In his new K classroom I did not get very many updates despite asking and I assumed he was doing OK. Then came the 9 week IEP. We were blindsided. Not until 9 weeks were we informed things were not going well at all. We were told he would have to go to a new classroom for children with behavior issues. There was only about five kids in the classroom,one teacher and two aids. Looking back the problem with this classroom was they were trained to deal with more typically developing children that had behaviour problems. The were not trained (and in the end the teacher agreed) to deal with a child with behaviors that came from having MR/DD and having a syndrome like Prader-willi. He was there less than two months and they kept calling me to come get him as he was having a "bad day". This classroom also had a time out room (honestly it was a padded closet) but we signed papers to insure he would not be put in a room for timeout. The literal straw that broke the camels back is when they called and said that he had been put in the timeout cube (chair) for two hours.
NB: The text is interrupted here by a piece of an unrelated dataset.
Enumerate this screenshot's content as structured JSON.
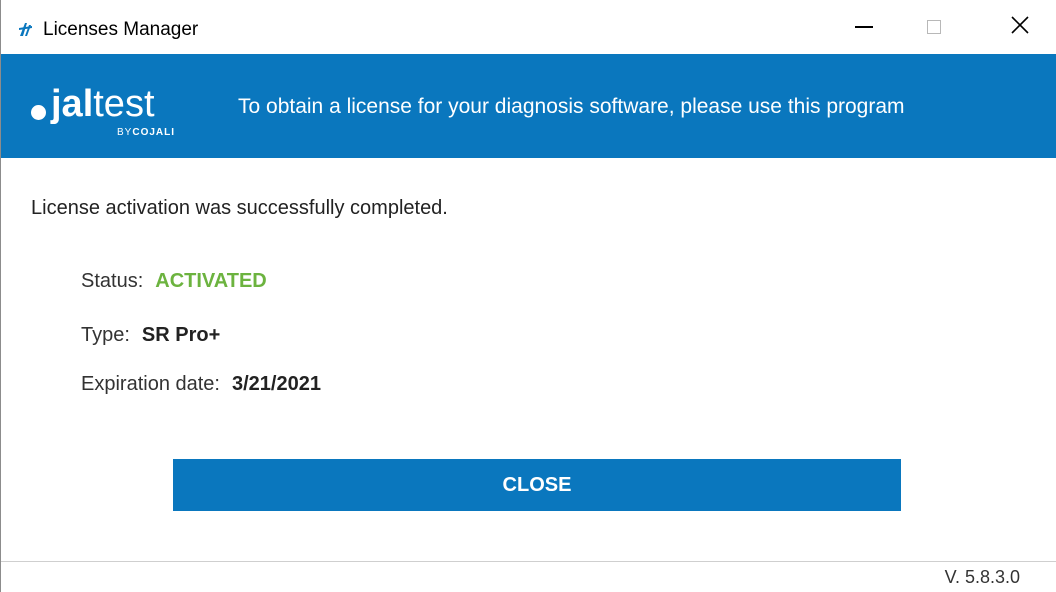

After looking at the variance report later it was closer to three hours A~man was forced to sit in a chair. I do not know about you but I could not sit in a chair for 3 hours even as an adult.
I was NOT happy at all. The next day I called them and asked if I could come and observe what was happening to set off these behaviors as at the time he was not doing the same antics at home. What was there response? Parents are not allowed in the classrooms during school hours even WITH an appointment. It takes a lot to make me mad. I am sure steam was coming out of my ears. I responded back for them to get him ready with all of his belongings as I was taking him home. At that moment I do not think HOMESCHOOLING was in my head but I sure wasn't putting him back in that classroom where the only thing he was learning was bad words. After talking with my husband we decided that for at least the rest of the school year (it was February 2006 ) I would teach him at home. I'm really not sure why I didn't think of it sooner as before kids that is what I did. (I taught preschool and then tutored a few children with autism) Most likely it was because back then he was still considered a foster child and we did not have a complete say in such things.
Has our special needs learning been a smooth ride? Anyone that has read my blog or is my friend knows the answer to that question. What would be the fun in that anyway? Our home school journey has been full of twists, turns, and mountains to conquer. Plus a few potholes that have made my head spin. I can look back over the years and see how much my son has benefited from schooling at home, how my daughter has been able to go at her own pace. (sometimes fast sometimes meandering at a slower pace) Sometimes like the title of my blog states I believe I have learned just as much if not more from our learning journey.